Weight Loss Study Method
Waist measurement was made at the narrowest part of the torso as seen
from the front or at midpoint between the bottom of the rib cage and 2
cm above the top of the iliac crest. Sensitivity and specificity of the
established waist circumference cut-off points for hypertension were compared
across sites. With receiver operating characteristics (ROC), population-
and gender-specific cut-off points associated with risk of hypertension
were determined over the entire range of waist circumference values.
Weight Loss Study Results
Predictive abilities of the established WC cut-off points for hypertension
were poor compared to the specific cut-off points estimated for each population.

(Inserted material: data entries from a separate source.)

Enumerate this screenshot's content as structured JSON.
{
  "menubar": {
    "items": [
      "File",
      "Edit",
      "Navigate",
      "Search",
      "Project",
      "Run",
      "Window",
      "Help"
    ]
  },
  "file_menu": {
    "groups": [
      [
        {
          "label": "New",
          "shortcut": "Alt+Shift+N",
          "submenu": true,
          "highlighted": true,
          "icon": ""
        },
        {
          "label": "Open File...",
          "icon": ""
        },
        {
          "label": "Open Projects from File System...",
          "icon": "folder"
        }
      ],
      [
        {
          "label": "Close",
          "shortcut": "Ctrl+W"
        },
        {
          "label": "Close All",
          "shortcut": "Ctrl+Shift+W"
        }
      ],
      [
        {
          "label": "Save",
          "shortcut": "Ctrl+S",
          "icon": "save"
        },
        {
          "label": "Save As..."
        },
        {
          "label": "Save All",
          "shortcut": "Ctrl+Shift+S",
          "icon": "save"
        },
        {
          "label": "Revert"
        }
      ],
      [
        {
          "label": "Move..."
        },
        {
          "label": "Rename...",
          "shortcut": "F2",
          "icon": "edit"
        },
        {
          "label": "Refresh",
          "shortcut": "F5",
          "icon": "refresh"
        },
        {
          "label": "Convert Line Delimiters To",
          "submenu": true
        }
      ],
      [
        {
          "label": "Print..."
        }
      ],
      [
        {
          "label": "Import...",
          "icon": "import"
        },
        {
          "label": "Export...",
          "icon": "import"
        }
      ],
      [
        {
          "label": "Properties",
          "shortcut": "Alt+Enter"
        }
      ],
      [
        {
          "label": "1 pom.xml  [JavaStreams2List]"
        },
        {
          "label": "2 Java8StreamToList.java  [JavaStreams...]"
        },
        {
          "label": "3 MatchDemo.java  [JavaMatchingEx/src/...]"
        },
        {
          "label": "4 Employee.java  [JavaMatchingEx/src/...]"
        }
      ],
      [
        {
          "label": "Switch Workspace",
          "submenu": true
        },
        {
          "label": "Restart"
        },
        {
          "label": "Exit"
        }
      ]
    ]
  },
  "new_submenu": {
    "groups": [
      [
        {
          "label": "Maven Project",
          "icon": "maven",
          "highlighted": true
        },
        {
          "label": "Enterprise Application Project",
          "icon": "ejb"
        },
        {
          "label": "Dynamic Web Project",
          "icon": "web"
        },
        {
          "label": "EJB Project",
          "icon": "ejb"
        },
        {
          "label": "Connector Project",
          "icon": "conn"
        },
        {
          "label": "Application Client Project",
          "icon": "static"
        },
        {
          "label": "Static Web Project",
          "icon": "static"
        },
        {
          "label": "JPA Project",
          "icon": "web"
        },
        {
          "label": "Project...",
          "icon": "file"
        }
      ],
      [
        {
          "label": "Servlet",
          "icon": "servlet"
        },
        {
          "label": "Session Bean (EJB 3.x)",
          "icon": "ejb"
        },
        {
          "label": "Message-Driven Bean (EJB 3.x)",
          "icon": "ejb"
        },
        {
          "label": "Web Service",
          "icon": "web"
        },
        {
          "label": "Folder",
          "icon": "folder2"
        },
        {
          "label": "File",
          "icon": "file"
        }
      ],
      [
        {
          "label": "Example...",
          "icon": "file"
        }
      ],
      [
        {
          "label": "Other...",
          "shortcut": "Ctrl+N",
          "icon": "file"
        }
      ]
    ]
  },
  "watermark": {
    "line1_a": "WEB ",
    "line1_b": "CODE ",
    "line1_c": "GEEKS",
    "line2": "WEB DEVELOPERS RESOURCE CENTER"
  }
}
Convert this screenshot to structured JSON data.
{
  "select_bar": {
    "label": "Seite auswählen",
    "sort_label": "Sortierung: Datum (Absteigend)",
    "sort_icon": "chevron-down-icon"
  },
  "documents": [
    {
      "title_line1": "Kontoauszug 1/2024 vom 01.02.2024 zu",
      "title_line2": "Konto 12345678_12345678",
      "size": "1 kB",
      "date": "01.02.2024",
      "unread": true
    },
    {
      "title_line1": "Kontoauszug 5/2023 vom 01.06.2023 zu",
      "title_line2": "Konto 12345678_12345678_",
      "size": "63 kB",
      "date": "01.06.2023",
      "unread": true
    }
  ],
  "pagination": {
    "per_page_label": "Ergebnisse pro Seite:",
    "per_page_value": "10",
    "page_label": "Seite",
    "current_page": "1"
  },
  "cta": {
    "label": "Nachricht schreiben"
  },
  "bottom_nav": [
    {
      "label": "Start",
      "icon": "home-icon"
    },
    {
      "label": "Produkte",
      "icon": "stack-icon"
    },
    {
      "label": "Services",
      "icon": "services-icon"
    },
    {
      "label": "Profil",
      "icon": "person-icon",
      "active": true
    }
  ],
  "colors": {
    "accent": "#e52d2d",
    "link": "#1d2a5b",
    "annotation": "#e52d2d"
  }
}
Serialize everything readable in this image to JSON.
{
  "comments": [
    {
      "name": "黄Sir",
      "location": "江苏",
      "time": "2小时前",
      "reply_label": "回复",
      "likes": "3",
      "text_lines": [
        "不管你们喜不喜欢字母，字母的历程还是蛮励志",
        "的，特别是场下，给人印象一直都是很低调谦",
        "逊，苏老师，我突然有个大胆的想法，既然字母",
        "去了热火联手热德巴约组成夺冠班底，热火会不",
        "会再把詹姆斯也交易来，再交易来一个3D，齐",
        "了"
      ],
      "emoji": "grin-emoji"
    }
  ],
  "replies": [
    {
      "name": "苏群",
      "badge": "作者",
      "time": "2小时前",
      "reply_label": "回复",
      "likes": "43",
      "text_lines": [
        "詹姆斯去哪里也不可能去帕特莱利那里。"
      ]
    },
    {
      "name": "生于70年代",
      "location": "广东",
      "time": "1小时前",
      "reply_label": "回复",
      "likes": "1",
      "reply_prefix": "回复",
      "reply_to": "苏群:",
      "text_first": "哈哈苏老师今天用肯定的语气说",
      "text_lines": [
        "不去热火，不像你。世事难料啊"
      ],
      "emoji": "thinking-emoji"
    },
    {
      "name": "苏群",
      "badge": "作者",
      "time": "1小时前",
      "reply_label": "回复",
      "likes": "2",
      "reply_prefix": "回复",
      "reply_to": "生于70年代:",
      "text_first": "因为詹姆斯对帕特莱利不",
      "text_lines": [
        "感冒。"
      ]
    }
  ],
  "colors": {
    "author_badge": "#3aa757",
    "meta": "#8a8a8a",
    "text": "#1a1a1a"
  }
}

Different values of waist circumference were associated with increased
risk of hypertension in these populations. In men, waist circumference
cut-off points of 76, 81, 80, 83 and 87 cm provided the highest sensitivity
for identifying hypertensives in Nigeria, Cameroon, Jamaica, St Lucia
and Barbados, respectively. The analogous cut-off points in women were
72, 82, 85, 86 and 88 cm.
Weight Loss Study Conclusion
The waist cut-off points from this study represent values for epidemiological
identification of risk of hypertension. For the purpose of health promotion,
the decision on what cut-off points to use must be made by considering
other additional factors including overall impact on health due to intervention
(e.g. weight reduction) and potential burden on health services if a low
cut-off point is employed. There is a need to develop abdominal adiposity
cut-off points associated with increased risks for cardiovascular diseases
in different societies, especially for those populations where the distribution
of obesity and associated risk factors tends to be very different from
those of the technologically advanced nations.